Nucor (NUE -8.87%) missed its earnings target in the second quarter by a wide margin, but in this case, that wasn't a negative thing, because the steel-making giant's guidance proved far too conservative. Here's what happened, what managed cheekily admitted, and why this is all good news for investors.

A game of sorts

Wall Street is an interesting place. Its analysts are paid to make predictions about what a company will earn, and if its results don't meet their consensus estimates, investors will often severely punish the stock, even though the forecasts in question were, honestly, little more than educated guesses. That's not to suggest that analysts aren't smart and knowledgeable. On the whole, they are. The problem is that it's difficult to predict what even the near future holds.
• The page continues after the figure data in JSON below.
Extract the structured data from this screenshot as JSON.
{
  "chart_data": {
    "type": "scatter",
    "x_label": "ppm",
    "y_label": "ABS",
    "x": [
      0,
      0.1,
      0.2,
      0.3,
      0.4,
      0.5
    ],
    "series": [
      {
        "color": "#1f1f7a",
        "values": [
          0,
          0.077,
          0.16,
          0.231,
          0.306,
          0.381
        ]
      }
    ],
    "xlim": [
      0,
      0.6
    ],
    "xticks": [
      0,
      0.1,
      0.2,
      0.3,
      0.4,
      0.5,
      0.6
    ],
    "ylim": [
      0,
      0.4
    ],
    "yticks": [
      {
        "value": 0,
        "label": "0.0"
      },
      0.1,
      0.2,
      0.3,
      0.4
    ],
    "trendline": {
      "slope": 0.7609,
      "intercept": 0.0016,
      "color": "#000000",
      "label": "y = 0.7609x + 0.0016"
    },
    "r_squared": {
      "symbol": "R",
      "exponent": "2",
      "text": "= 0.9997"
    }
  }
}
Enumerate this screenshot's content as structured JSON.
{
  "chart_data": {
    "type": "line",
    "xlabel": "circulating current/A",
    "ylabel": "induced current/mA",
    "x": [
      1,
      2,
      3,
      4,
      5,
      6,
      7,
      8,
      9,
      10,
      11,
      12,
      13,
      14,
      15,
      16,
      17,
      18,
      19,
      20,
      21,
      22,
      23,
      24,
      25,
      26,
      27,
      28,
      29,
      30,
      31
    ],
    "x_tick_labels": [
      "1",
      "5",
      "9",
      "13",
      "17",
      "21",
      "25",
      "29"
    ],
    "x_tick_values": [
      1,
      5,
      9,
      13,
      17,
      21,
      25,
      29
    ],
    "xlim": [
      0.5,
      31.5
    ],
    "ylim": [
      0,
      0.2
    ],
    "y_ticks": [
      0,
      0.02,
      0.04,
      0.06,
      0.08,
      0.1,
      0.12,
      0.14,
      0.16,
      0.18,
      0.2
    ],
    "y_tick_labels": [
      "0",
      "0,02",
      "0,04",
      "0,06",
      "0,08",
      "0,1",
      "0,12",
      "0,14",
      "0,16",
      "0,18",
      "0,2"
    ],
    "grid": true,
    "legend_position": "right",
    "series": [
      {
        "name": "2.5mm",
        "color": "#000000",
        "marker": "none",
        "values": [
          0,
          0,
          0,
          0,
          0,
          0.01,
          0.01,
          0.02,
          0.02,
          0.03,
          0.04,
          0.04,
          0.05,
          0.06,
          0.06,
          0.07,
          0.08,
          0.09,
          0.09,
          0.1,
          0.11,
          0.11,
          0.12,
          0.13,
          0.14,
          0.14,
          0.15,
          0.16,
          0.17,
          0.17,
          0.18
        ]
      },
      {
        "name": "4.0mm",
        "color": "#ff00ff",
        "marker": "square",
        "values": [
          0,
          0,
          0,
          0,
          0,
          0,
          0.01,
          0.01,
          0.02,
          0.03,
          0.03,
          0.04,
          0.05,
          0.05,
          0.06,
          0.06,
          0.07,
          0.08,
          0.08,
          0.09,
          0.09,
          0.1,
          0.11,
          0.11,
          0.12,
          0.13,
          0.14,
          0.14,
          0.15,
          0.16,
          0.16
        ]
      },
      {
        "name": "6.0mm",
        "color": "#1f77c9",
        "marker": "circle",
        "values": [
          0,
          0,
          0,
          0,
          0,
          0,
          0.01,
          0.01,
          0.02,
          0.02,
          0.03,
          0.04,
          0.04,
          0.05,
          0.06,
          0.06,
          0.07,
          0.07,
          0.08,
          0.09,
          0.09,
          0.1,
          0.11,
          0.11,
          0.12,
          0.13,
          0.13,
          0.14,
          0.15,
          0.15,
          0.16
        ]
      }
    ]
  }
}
Men working in a steel mill with sparks flying

Image source: Getty Images.

Since missing estimates is considered such a negative on Wall Street, companies go to great lengths to provide analysts with the information they need to get their guesses in the right ballpark. Often that includes publicizing an explicit guidance range. Nucor, for example, provided an update in mid-June in which it said it expected to earn between $0.10 per share and $0.15 per share in the second quarter. Not surprisingly, that was what most people on Wall Street were expecting it to do.   
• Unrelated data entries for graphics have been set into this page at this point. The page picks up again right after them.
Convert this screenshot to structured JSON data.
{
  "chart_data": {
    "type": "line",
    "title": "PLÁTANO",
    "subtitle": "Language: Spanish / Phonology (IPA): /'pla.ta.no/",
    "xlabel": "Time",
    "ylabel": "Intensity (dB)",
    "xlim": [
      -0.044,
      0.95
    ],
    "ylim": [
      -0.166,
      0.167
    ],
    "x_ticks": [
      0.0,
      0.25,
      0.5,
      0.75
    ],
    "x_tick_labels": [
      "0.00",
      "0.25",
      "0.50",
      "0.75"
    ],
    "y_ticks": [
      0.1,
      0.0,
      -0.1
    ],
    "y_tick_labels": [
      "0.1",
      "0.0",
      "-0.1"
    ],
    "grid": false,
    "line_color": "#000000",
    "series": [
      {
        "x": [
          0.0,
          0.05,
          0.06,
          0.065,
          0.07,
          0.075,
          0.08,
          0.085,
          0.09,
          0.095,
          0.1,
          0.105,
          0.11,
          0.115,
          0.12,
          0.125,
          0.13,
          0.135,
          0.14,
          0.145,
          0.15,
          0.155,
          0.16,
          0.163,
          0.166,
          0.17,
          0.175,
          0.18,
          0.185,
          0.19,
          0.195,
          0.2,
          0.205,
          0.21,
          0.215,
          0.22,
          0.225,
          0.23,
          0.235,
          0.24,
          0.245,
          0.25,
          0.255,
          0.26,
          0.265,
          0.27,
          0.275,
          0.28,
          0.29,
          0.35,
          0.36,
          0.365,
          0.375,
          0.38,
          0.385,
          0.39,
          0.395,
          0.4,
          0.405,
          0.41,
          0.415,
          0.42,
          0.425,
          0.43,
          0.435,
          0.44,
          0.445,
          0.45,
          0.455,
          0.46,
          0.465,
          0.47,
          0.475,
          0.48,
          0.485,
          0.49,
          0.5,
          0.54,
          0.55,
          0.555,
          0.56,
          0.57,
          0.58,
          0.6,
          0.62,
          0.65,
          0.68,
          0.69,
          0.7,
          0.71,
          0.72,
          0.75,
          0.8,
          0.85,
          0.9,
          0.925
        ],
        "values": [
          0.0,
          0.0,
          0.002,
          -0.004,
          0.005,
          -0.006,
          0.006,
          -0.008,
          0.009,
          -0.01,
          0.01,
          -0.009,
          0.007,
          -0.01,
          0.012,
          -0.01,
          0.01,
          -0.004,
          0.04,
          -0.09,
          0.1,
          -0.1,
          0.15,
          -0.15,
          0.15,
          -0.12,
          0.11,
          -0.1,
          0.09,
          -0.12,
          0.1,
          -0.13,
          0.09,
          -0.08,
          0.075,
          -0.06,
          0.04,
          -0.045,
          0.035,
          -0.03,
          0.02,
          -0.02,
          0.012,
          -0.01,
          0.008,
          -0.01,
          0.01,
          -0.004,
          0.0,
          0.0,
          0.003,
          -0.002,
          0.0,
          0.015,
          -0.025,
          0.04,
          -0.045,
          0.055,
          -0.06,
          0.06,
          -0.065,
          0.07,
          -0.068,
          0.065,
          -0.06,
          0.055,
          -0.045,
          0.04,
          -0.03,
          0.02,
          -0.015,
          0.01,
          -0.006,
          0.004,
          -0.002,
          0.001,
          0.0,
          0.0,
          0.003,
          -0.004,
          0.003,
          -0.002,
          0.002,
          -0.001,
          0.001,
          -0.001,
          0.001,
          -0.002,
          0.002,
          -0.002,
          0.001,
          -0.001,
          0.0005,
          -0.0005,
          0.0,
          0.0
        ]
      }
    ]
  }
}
The thing is, even with management teams providing this kind of assistance, companies still miss the consensus earnings projections all the time. Nucor was one of them this time around, but not in a bad way. It actually beat both the consensus number and its own earlier guidance.

Better at steel making than guidance

During Nucor's second-quarter conference call, CFO Jim Frias cheekily addressed this issue when he said, "You know, we're not proud of the fact that we're not the greatest forecasters in the world. We really aren't." He might well have said that he's sorry he doesn't own a crystal ball. In the end, Nucor's earnings came in at $0.36 per share, more than double the top end of its guidance range.    

What happened was a cultural thing because Nucor tends to be a conservative company. It's also run in a way that gives a lot of latitude to individual business units -- its mills and divisions are all largely responsible for making their own decisions. But their conservativeness rolls up to the top level where the results come together. Basically, as Frias highlighted, the company and its various parts were being extra cautious about the outlook given the uncertainty caused by the COVID-19 pandemic. When all of the numbers came together, that conservative bias compounded, which resulted in an overly low earnings guidance range. That's not a bad thing, and the company was clearly able to adjust and take advantage of the stronger-than-expected steel market. However, in the end, this quarterly beat was largely a product of the company's core culture. 

There's another positive here. During the early stages of the coronavirus pandemic, Nucor -- like many companies -- pulled back on its capital spending plans. With the steel industry in better shape than Nucor had anticipated, it has decided to move forward with some of the projects it put on hold. Thus, it also announced that it was upping its capital spending by $250 million to $1.7 billion for 2020. Nucor has a long history of investing during downturns so that it can come out on the other side as a stronger company. It's doing that again now, becoming a little more aggressive as the outlook for the steel industry gets less hazy.   

A great business

As investing legend Warren Buffett likes to point out, when you buy a company, you are buying a part of a business. If you step back and look at the investment process within that framework, Nucor's "miss" is actually pretty reassuring.

The company was faced with adversity and adopted a conservative posture to make sure it could navigate the headwinds. That view clearly took hold across the entire company. Yes, it overcompensated and prepared for a harsher gale than actually arrived -- at least in its industry. But it adjusted on the fly and then was able to perform at a higher level than it had expected, handily besting its own earnings expectations.

Now, based on newer information, it's shifting back toward a more aggressive stance on capital spending. In the end, this is exactly the type of thing long-term investors should want to see from a company they own.